A transcriptional regulatory module (TRM) is a set of genes that is regulated by a common set of transcription factors (TFs). By organizing the genome into TRMs, a living cell can coordinate the activities of many genes and carry out complex functions. Therefore, identifying TRMs is helpful for understanding gene regulation.

Results

Integrating gene expression and ChIP-chip data, we develop a method, called MOdule Finding Algorithm (MOFA), for reconstructing TRMs of the yeast cell cycle. MOFA identified 87 TRMs, which together contain 336 distinct genes regulated by 40 TFs. Using various kinds of data, we validated the biological relevance of the identified TRMs.
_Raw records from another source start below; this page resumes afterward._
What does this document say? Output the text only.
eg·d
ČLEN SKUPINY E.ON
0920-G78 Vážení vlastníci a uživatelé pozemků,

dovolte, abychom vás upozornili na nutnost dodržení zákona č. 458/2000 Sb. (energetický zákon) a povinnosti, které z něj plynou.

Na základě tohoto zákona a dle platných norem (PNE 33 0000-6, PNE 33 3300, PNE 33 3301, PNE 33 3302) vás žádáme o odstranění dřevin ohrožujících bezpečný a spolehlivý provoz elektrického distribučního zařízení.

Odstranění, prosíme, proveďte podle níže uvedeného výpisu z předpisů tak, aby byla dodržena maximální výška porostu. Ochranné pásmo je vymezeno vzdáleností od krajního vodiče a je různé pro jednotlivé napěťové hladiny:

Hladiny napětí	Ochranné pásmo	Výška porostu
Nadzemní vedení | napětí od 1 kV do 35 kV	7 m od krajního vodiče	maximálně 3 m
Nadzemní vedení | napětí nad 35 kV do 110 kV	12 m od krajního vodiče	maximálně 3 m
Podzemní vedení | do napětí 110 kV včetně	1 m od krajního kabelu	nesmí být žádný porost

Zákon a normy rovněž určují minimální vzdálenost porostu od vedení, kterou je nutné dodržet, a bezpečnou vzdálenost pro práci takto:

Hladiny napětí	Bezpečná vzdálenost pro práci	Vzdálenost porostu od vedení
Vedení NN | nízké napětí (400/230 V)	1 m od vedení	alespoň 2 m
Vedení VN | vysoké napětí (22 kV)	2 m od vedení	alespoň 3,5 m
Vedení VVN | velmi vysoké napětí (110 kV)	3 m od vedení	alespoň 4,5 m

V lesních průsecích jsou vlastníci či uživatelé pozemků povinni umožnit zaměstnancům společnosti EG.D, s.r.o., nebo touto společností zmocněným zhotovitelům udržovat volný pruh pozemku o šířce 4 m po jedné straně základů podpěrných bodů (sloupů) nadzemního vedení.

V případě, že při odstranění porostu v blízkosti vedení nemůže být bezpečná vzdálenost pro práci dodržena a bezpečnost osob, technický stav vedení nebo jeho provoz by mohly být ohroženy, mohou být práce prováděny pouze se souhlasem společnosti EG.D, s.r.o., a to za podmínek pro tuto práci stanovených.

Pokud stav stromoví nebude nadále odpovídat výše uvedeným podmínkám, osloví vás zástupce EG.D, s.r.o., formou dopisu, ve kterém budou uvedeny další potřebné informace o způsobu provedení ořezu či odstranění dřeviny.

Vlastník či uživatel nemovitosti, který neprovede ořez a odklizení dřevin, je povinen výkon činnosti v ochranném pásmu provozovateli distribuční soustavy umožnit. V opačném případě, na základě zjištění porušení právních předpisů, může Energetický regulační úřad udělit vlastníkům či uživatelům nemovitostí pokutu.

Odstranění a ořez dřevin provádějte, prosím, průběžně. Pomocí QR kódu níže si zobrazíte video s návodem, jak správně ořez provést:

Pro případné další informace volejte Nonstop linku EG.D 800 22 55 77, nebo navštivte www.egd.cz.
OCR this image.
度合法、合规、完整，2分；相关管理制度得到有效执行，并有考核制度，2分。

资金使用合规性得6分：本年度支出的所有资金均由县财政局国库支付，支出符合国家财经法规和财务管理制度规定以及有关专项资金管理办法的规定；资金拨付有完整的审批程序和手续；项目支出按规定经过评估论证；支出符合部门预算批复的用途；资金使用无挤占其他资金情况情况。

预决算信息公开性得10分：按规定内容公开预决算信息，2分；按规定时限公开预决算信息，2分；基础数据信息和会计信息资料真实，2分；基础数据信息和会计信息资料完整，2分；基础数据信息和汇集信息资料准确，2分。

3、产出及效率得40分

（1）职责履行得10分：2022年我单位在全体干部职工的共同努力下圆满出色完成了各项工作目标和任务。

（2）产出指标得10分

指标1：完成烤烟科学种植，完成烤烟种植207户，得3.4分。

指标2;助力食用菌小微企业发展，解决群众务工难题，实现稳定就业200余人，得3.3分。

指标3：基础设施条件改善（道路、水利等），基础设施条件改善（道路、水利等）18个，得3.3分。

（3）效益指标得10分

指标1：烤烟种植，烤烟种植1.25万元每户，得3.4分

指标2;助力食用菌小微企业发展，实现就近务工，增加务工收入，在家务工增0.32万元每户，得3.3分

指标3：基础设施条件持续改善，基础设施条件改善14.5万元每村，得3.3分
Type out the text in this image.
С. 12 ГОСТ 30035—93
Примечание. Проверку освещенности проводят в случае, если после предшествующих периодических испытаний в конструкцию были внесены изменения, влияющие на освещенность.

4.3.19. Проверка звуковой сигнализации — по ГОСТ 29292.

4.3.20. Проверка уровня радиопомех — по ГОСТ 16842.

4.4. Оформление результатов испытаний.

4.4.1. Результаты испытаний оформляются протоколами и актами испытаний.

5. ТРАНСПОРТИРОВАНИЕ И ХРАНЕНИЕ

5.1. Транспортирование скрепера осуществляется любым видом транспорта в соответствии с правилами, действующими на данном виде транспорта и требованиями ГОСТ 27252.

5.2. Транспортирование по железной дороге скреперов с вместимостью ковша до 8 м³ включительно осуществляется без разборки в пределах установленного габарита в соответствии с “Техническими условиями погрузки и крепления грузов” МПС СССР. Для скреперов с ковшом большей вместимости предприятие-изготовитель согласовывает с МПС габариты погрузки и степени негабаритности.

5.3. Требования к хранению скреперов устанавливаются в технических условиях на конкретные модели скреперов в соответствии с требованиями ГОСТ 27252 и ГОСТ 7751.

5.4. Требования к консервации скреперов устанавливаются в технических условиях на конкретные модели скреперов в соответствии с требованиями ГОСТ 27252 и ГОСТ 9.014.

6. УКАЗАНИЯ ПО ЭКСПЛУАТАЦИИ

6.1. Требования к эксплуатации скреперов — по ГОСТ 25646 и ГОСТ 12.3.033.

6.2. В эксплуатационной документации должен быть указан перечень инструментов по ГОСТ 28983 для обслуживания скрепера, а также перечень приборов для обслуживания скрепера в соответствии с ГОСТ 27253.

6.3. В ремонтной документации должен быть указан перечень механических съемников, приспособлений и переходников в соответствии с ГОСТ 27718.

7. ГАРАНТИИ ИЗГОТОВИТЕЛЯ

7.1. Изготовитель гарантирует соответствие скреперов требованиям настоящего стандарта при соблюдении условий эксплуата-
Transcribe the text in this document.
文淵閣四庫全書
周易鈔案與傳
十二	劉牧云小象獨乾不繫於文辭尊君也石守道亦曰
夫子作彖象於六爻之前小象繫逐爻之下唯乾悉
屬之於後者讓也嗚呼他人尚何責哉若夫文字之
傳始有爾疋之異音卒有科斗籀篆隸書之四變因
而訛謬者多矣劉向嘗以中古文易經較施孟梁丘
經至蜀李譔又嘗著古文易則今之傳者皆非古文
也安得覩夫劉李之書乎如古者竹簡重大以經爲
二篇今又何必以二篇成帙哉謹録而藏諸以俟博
Our analysis shows that different combinations of a fairly small number of TFs are responsible for regulating a large number of genes involved in different cell cycle phases and that there may exist crosstalk between the cell cycle and other cellular processes. MOFA is capable of finding many novel TF-target gene relationships and can determine whether a TF is an activator or/and a repressor. Finally, MOFA refines some clusters proposed by previous studies and provides a better understanding of how the complex expression program of the cell cycle is regulated.

Conclusion

MOFA was developed to reconstruct TRMs of the yeast cell cycle. Many of these TRMs are in agreement with previous studies. Further, MOFA inferred many interesting modules and novel TF combinations. We believe that computational analysis of multiple types of data will be a powerful approach to studying complex biological systems when more and more genomic resources such as genome-wide protein activity data and protein-protein interaction data become available.